The Inspiration of Limitations

Too often I trip myself up with a lack of focus in my work. I start with an idea that cascades into yet other ideas and, in the end, I realize none of them well because I try to do them all. I find I do better by putting metaphorical blinders on – to work only with certain colors, shapes, or techniques. In her 1965 book “On Weaving” Anni Albers said, “Great freedom can be a hindrance because of the bewildering choices it leaves to us, while limitations, when approached open-mindedly, can spur the imagination to make the best use of them and possibly even to overcome them.”

I have two long term projects on the go that have built in size and material limitations. Both are sets of squares, needle felted ones and appliqued roundish shapes that I call pebbles.

The former came about because I had wool roving left from a wet felting class and was given felted wool fabric scraps. I bought a Clover needle felting tool, read a book, watched a video and went to work. The work is limited to the colors I have on hand, hand embroidery, and 5 inch wool squares. At some point I may sew the squares together. So far I have 16 squares made and only a small amount of roving left. I’m undecided about buying more. Right now I’m concentrating on embroidering them all.

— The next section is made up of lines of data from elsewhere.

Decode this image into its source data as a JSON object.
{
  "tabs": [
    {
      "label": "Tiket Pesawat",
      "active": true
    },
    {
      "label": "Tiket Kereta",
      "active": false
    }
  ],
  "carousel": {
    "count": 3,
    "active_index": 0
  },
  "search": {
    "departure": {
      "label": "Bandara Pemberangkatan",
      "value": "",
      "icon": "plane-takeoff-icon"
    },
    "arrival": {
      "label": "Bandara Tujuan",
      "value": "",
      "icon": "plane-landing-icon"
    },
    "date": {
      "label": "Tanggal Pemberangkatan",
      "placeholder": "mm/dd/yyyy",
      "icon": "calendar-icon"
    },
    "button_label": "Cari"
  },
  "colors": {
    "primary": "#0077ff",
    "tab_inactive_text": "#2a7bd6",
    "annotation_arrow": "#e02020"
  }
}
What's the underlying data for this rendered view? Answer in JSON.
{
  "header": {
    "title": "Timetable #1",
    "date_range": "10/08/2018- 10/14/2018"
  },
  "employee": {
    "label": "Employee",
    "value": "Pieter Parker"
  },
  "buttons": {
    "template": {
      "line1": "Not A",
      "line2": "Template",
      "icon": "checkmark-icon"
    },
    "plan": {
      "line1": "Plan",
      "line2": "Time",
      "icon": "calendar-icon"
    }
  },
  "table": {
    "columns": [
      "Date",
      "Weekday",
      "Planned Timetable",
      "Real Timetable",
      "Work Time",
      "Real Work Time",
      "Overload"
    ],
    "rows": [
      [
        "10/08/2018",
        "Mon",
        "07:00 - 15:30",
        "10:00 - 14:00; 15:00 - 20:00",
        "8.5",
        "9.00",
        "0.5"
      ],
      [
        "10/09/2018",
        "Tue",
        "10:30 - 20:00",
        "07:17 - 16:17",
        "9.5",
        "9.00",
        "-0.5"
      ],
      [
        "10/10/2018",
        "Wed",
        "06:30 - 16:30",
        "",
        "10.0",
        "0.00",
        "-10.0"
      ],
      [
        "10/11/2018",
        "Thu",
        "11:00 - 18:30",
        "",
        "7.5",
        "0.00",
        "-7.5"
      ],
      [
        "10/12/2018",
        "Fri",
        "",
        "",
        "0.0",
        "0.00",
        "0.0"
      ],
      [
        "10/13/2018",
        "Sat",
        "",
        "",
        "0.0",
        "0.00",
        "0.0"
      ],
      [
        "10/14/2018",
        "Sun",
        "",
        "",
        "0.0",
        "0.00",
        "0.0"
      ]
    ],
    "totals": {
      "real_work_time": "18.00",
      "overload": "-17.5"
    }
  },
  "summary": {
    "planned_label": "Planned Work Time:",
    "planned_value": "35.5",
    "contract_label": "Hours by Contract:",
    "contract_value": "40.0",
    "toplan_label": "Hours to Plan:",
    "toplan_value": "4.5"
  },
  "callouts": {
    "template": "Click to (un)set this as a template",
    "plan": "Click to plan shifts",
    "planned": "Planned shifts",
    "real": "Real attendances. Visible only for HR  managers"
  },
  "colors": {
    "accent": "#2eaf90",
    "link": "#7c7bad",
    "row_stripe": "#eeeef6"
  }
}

14 of my needle felted squares

The pebbles are a variation like this one on the classic Dale Fleming 6 minute circle, with my monoprinting experiments used as the pebbles and backgrounds of hand dyed mottled fabrics in green, blue-green, and turquoise. When I make just one inset circular shape I often use a single layer of freezer paper as my template. If I’m making several shapes, as with my pebbles, I iron two layers of freezer paper together to make a longer lasting template.

For my pebbles I used pieces of my monoprints smaller than the template so I could get more pebbles – 30 in all. It worked fine as I made sure the stitching lines wouldn’t go beyond the edges of my fabric pieces.

Here’s the pebbles I created with four different templates. I’m now out of monoprinted fabrics.

detail of my pebbles

I debated whether to go with a simple layout or try to concoct something more elaborate. I decided to surround each square with uneven thin lines, somewhat like a tile floor.

It’s brighter when the sun shines.

Next up is figuring out a surround. I’m working on an uneven border. After that is settled I need to decide whether to pursue a wild hair idea to turn my pebbles into talismans by crossing them with threads to make them look wrapped. I wouldn’t add beads and feathers, though.

I have saved all the innards I cut out of the framing fabrics and fused WonderUnder to them. Maybe I could figure a way to add them, or maybe not. At this point I should reread the first paragraph of this post.

I’m linking to Off The Wall Fridays.


Filed under Commentary, Fabric Printing, In Process, Techniques

13 responses to “The Inspiration of Limitations

  1. Pingback: Work Slowdown | The Snarky Quilter

  2. Love the Anni Albers quote and how you have taken it to heart. You prove limits can be anything but limiting.

  3. I bet embroidering on the felted pieces is lovely. I do love to stitch into wool!

  4. Penny

    That’s a tough one about what to do with the felted embroidered circles, but the colors and textures are absolutely delicious. They’re like precious little jewels. Maybe each one should stand alone in some way rather than be combined? Or maybe in several long or short panels with each circle having a corresponding background based on the thread colors? I like the talisman idea for the pebbles, and I agree that no beads or feathers are required!

    • Yes, the felted pieces would be too much attached directly to each other. They need some quiet space between them. I do have some wool yardage in a cranberry color that might do for a background. First, however, I need to do the embroidery.

      • Penny

        Some of those felted pieces make me think of galaxies or nebulas, or something outer spacey. Maybe stitch on the background fabric ,in a constellation like manner with dots and connecting lines? As for reining in your ideas, yes, it’s often desirable to limit a palette or focus on a certain design element, and then if that doesn’t work, strike out in another direction. Just some lessons learned from designing lesson plans for teaching art with kids!

      • Interesting ideas for connecting the squares while still leaving some quiet space between them. And I seem to do best when presented with limitations, ie., I can use only scraps or what I already have.

  5. Jane Herbst

    I love where this is going, Joanna! Just one thought: the 2 greens near the center stop my eyes. Perhaps a slight rearrangement? I agree with Felice re trying the leftover printed pieces for the strings crossing the talismans. Alternatively, perhaps try some thread or yarn with texture for some dimension.

  6. Felice

    Perhaps the leftover printed pieces could be cut into thin strips and used for the strings crossing over the talismans.
    I’m loving it so far!

    • Thanks for the idea. I do have small strips of the monoprinted fabrics that could be cut up into 1/4 inch strips and fused in place. I tried a metallic fabric but it went dead against the background.